Pain@Otago established an International Research Advisory Board in 2018. The International Advisory Board are eminent in their respective fields of pain research around the world.

Dr Amy Baxter

As a double boarded pediatric emergency physician, Dr. Baxter founded PEMA Emergency Research, Scottish Rite, CHOA. Federally funded for her work in needle pain management, she has published multiple first author papers, textbook chapters, and lectures nationally and internationally on procedural pain management. A founding board member of the Society for Pediatric Sedation, she reviews for multiple scholarly journals, conference, and grant boards. Dr. Baxter is known for creating and validating the BARF nausea scale for children with cancer, and holds patents on MDEA-Winning Buzzy® needle pain blocker, DistrACTION® cards, VibraCool cryotherapy, and DuoTherm Vibration Back Pain Relief. As CEO of Pain Care Labs, she hopes to advance the national dialogue on evidence-based nonpharmacologic pain control. National speaking venues include TedMed, Exponential Medicine, CONVERGE, AARP@50+, and NextLevel Medical Affairs. She has been recognized as an Inc. Magazine Top Woman in Tech to Watch, an “Idea Person” by the Wall Street Journal, Most Innovative CEO (GA Bio), and 2017 and 2018 Healthcare GameChanger.
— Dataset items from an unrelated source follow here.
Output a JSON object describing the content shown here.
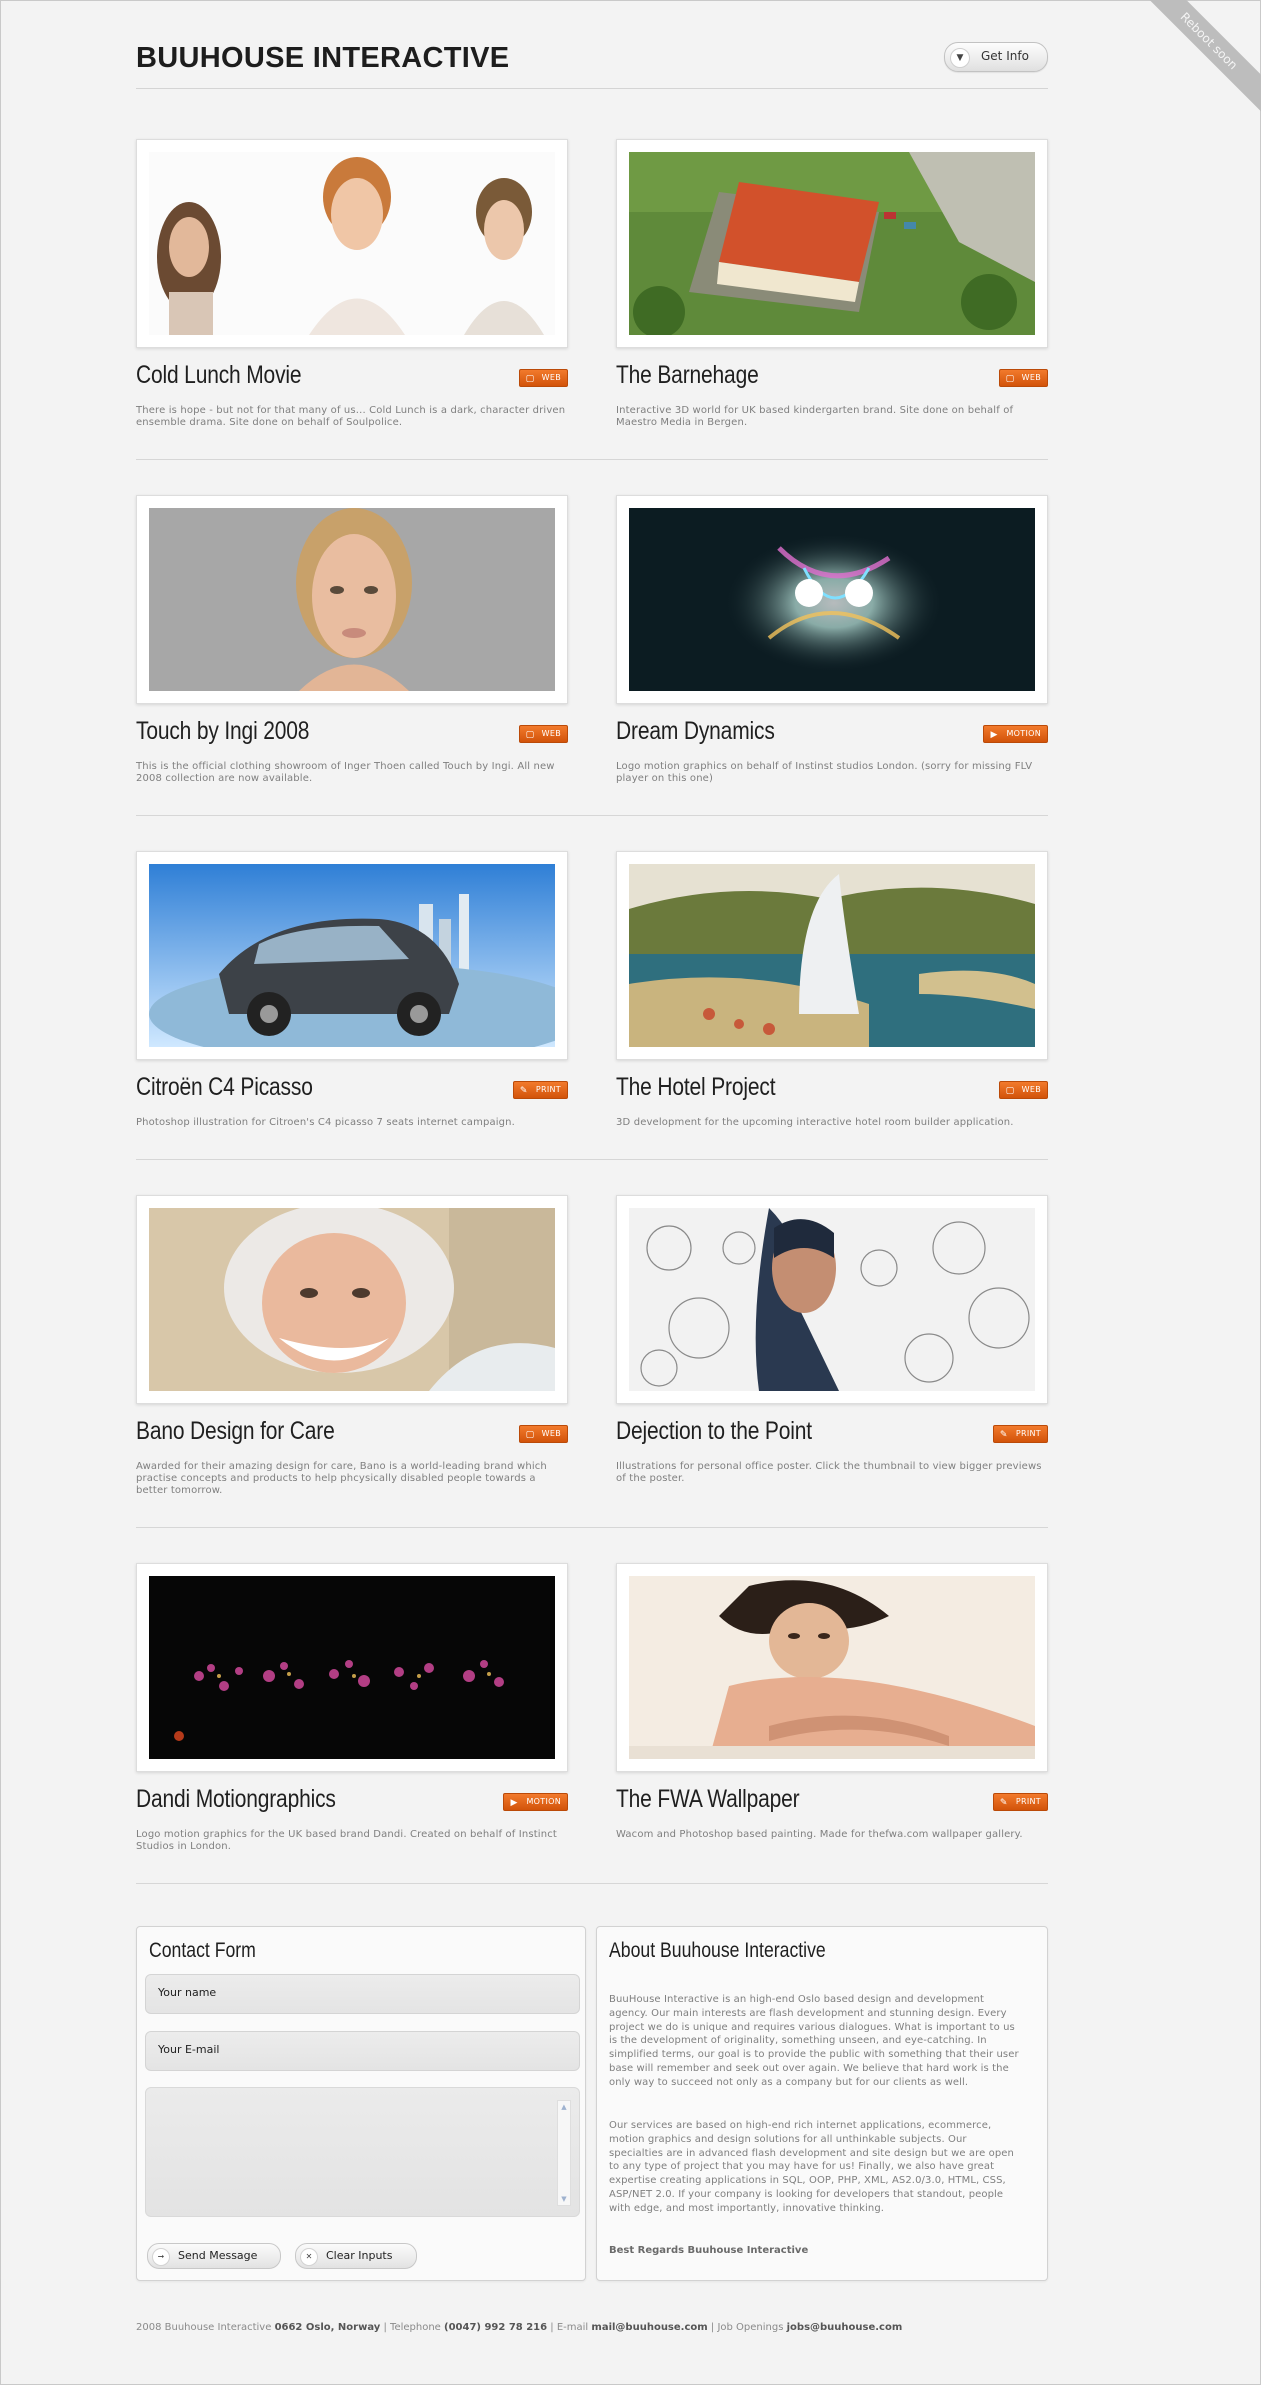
{
  "site": {
    "logo": "BUUHOUSE INTERACTIVE",
    "get_info_label": "Get Info",
    "ribbon": "Reboot soon"
  },
  "projects": [
    {
      "title": "Cold Lunch Movie",
      "badge": "WEB",
      "badge_icon": "monitor-icon",
      "description": "There is hope - but not for that many of us... Cold Lunch is a dark, character driven ensemble drama. Site done on behalf of Soulpolice."
    },
    {
      "title": "The Barnehage",
      "badge": "WEB",
      "badge_icon": "monitor-icon",
      "description": "Interactive 3D world for UK based kindergarten brand. Site done on behalf of Maestro Media in Bergen."
    },
    {
      "title": "Touch by Ingi 2008",
      "badge": "WEB",
      "badge_icon": "monitor-icon",
      "description": "This is the official clothing showroom of Inger Thoen called Touch by Ingi. All new 2008 collection are now available."
    },
    {
      "title": "Dream Dynamics",
      "badge": "MOTION",
      "badge_icon": "play-icon",
      "description": "Logo motion graphics on behalf of Instinst studios London. (sorry for missing FLV player on this one)"
    },
    {
      "title": "Citroën C4 Picasso",
      "badge": "PRINT",
      "badge_icon": "pencil-icon",
      "description": "Photoshop illustration for Citroen's C4 picasso 7 seats internet campaign."
    },
    {
      "title": "The Hotel Project",
      "badge": "WEB",
      "badge_icon": "monitor-icon",
      "description": "3D development for the upcoming interactive hotel room builder application."
    },
    {
      "title": "Bano Design for Care",
      "badge": "WEB",
      "badge_icon": "monitor-icon",
      "description": "Awarded for their amazing design for care, Bano is a world-leading brand which practise concepts and products to help phcysically disabled people towards a better tomorrow."
    },
    {
      "title": "Dejection to the Point",
      "badge": "PRINT",
      "badge_icon": "pencil-icon",
      "description": "Illustrations for personal office poster. Click the thumbnail to view bigger previews of the poster."
    },
    {
      "title": "Dandi Motiongraphics",
      "badge": "MOTION",
      "badge_icon": "play-icon",
      "description": "Logo motion graphics for the UK based brand Dandi. Created on behalf of Instinct Studios in London."
    },
    {
      "title": "The FWA Wallpaper",
      "badge": "PRINT",
      "badge_icon": "pencil-icon",
      "description": "Wacom and Photoshop based painting. Made for thefwa.com wallpaper gallery."
    }
  ],
  "contact": {
    "title": "Contact Form",
    "name_value": "Your name",
    "email_value": "Your E-mail",
    "send_label": "Send Message",
    "clear_label": "Clear Inputs"
  },
  "about": {
    "title": "About Buuhouse Interactive",
    "paragraph1": "BuuHouse Interactive is an high-end Oslo based design and development agency. Our main interests are flash development and stunning design. Every project we do is unique and requires various dialogues. What is important to us is the development of originality, something unseen, and eye-catching. In simplified terms, our goal is to provide the public with something that their user base will remember and seek out over again. We believe that hard work is the only way to succeed not only as a company but for our clients as well.",
    "paragraph2": "Our services are based on high-end rich internet applications, ecommerce, motion graphics and design solutions for all unthinkable subjects. Our specialties are in advanced flash development and site design but we are open to any type of project that you may have for us! Finally, we also have great expertise creating applications in SQL, OOP, PHP, XML, AS2.0/3.0, HTML, CSS, ASP/NET 2.0. If your company is looking for developers that standout, people with edge, and most importantly, innovative thinking.",
    "signature": "Best Regards Buuhouse Interactive"
  },
  "footer": {
    "company": "2008 Buuhouse Interactive",
    "address": "0662 Oslo, Norway",
    "phone_label": "Telephone",
    "phone": "(0047) 992 78 216",
    "email_label": "E-mail",
    "email": "mail@buuhouse.com",
    "jobs_label": "Job Openings",
    "jobs_email": "jobs@buuhouse.com",
    "separator": "|"
  }
}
After graduating from Yale University and Emory University School of Medicine, she completed a pediatrics residency, child abuse fellowship, and emergency pediatrics fellowship.

Professor Fiona Blyth (University of Sydney)

Fiona Blyth is a Professor of Public Health and Pain Medicine at the University of Sydney. She is a public health physician, pain epidemiologist and medical educator.

Professor Chris Lind

Professor Lind is a general neurosurgeon with specialty interests in functional neurosurgery and cerebrovascular surgery. He has extensive experience in brain surgery, spinal surgery (including fusions), peripheral nerve, trigeminal neuralgia, brain and spine tumours, deep brain stimulation and cerebrovascular disorders.

Professor Michael Nicholas (University of Sydney)

Professor Nicholas' main interest has been combining research and clinical pain practice, especially multidisciplinary applications of psychology.

Professor Jo Nijs (Vrije Universiteit)


Jo Nijs holds a PhD in rehabilitation science and physiotherapy. He is professor at the Vrije Universiteit Brussel (Brussels, Belgium), physiotherapist/manual therapist at the University Hospital Brussels, and holder of the Chair 'Exercise immunology and chronic fatigue in health and disease' funded by the Berekuyl Academy, the Netherlands. He is the Scientific Chair of the executive committee of the Pain, Mind and Movement Special Interest Group of the International Association for the Study of Pain (IASP) and Expert Panel member for Health Science division of the Flemish Research Foundation (FWO). Jo runs the Pain in Motion international research group (www.paininmotion.be). His research and clinical interests are patients with chronic 'unexplained' pain / fatigue and pain-movement interactions, with special emphasis on the central nervous system. The primary aim of his research is improving care for patients with chronic pain.

Emeritus Professor Maree Smith (University of Queensland)

Emeritus Prof Maree Smith is a leading researcher internationally in discovery/ translation with particular expertise in the novel pain therapeutics field. She is inventor on several patented novel analgesics technologies, with one licensed in 2005 to the UQ spin-out company, Spinifex Pharmaceuticals, for commercialization. In mid-2015, Spinifex was acquired by Novartis and the drug candidate, EMA401, is in clinical development. Prof Smith also has expertise in deriving pharmacokinetic parameters from plasma drug concentration versus time data from animal and early phase human clinical trials.